SwiftUI or UIKit in 2024 & 2025?
Article Summary
SwiftUI or UIKit? The iOS dev community is split, and new grads are caught in the middle trying to figure out which framework will actually land them a job.
A CS student about to graduate sparked a heated Reddit discussion in r/iOSProgramming about which iOS framework to learn first. The 40+ responses reveal how the industry is actually handling the transition from UIKit to SwiftUI in 2024.
Key Takeaways
- Most companies use hybrid approach: new features in SwiftUI, legacy code stays UIKit
- Junior devs need SwiftUI experience or risk seeming out of touch with ecosystem
- One multi-billion dollar company switched interview coding exercises from UIKit to SwiftUI
- SwiftUI still has limitations for complex UIs like custom PageViewControllers and CollectionViews
- You'll need both: SwiftUI apps still require UIKit for notifications and browser views
Start with SwiftUI for modern development and job interviews, but expect to learn UIKit basics for interop and legacy codebases.
About This Article
A CS graduate looking for iOS work wasn't sure whether to focus on UIKit or SwiftUI. Job postings on LinkedIn mentioned both frameworks, but didn't make it clear which one would actually help them get interviews.

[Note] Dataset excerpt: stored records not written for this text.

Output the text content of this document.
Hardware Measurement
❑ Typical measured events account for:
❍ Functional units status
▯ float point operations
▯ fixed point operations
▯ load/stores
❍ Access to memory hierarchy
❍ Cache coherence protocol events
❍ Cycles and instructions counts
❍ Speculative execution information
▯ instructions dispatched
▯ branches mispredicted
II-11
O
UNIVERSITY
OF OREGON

The r/iOSProgramming community suggested learning both. Start with SwiftUI to understand modern development and prepare for interviews, then pick up UIKit to work with older codebases and understand how the frameworks connect.
Junior developers who took this approach could work on new SwiftUI features and maintain existing UIKit code. This made them stronger candidates for companies in 2024-2025 that use both frameworks.